The CARES Act has expanded the categories of workers who are eligible for unemployment. It added part-time workers, independent contractors and gig workers to the eligible categories, and it covers most of those who have had their hours cut, or been furloughed or laid off. The CARES Act also provides $600 in weekly benefits for anyone who qualifies for state unemployment.
But if someone still has a source of income that pays more than $461 a week, they do not qualify for state or CARES Act unemployment.
And those who choose to leave their job – and are not laid off – do not qualify unless they can prove “good cause.” In addition, those who are offered their jobs back but do no take them do not qualify for unemployment.

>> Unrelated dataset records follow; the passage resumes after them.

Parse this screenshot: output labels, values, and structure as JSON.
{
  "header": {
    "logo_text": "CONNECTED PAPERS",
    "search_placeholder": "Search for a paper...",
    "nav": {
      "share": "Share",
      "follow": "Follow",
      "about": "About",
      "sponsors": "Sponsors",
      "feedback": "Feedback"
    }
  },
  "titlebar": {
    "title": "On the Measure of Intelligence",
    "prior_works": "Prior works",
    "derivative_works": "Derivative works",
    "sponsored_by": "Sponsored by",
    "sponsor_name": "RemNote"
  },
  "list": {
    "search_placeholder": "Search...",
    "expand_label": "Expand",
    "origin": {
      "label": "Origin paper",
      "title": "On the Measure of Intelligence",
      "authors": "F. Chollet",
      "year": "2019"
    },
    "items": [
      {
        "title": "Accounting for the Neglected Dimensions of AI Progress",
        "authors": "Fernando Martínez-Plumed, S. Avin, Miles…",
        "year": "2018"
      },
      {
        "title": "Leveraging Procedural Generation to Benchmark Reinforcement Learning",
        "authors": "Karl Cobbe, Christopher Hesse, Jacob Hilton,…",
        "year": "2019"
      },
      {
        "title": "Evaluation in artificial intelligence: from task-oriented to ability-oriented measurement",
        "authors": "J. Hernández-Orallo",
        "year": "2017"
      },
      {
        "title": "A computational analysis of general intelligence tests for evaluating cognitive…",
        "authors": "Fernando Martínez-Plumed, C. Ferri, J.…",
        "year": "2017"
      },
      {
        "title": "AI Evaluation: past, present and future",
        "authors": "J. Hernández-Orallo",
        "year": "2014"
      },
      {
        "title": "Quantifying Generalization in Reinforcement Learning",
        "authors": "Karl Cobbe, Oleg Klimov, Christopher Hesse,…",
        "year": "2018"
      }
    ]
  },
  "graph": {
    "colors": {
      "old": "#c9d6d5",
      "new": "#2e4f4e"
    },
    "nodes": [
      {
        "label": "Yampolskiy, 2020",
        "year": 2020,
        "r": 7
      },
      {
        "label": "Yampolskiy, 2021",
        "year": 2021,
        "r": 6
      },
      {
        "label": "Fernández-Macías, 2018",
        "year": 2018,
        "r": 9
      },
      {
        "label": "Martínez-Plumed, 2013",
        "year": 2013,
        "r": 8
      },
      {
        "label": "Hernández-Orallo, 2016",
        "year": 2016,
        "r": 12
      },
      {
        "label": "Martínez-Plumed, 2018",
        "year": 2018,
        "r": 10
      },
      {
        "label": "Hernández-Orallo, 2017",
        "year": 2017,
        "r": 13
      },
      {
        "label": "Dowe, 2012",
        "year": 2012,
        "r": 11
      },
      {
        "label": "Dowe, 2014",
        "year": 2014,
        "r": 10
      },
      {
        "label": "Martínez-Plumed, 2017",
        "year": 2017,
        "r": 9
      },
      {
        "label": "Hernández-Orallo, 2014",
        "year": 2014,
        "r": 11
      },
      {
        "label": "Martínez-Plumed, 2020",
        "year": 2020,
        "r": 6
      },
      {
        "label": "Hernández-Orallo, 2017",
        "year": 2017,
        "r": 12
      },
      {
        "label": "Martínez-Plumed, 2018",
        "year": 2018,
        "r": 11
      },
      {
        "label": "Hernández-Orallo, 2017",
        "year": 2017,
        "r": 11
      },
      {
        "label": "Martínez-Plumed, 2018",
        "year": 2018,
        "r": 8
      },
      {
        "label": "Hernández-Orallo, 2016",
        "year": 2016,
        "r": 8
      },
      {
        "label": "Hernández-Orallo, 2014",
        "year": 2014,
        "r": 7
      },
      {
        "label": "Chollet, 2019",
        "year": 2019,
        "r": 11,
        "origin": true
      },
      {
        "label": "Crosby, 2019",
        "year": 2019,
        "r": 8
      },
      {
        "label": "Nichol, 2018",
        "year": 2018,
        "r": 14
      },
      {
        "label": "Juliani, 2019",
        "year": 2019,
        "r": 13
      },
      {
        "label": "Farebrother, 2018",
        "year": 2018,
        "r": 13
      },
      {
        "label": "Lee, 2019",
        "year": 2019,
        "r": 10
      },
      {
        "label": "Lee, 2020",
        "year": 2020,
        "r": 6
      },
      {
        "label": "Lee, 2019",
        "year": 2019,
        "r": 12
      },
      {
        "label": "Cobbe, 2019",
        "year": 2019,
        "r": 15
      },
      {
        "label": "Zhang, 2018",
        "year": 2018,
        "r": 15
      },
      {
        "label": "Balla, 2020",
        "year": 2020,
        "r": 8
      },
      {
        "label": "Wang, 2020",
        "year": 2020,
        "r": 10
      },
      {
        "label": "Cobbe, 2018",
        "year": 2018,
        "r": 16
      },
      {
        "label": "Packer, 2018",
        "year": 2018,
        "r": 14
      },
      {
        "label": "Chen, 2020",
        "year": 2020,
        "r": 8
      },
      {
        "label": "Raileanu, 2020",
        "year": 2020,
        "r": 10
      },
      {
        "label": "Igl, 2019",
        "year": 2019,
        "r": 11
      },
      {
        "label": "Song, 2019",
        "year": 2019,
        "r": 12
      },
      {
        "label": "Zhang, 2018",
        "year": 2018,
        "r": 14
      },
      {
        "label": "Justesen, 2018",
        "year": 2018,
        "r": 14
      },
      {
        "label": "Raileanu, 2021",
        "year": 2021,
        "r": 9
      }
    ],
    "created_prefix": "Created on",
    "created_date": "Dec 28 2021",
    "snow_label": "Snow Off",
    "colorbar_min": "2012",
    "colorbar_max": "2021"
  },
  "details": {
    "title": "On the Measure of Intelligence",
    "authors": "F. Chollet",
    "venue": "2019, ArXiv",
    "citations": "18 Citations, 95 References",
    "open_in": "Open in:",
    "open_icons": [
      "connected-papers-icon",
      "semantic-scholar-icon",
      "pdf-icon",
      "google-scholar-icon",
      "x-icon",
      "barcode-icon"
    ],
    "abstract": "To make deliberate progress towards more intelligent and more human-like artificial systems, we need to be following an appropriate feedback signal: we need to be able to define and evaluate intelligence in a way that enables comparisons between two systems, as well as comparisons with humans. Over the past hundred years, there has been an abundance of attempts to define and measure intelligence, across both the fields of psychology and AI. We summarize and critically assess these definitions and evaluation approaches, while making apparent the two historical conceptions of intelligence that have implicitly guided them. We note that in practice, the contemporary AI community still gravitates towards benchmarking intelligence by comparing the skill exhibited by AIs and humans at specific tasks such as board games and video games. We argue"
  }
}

McCamley warned that those who purposely game the system are committing fraud and could face consequences.
Be patient, thousands are getting their checks
Of the more than 141,000 New Mexicans who have successfully filed initial unemployment claims since March 15, McCamley said, more than 60% are now receiving payments. The remainder fall into the following categories:
⋄ 22,896 (16.1%) of the claims were too new to be receiving funding as of Thursday.
⋄ 12,405 (8.8%) are awaiting adjudication by the workforce department.
⋄ 12,500 (8.9%) were deemed ineligible for state benefits.
⋄ 4,624 (3.2%) could be getting money, but haven’t provided a weekly certification.
⋄ 2,922 (about 2.4%) require additional information from the applicant, or have been denied.
Despite doubling the number of phone lines and tripling the number of people manning the phones, the system is still swamped. Many of those taking the calls have volunteered for this assignment and many are working overtime.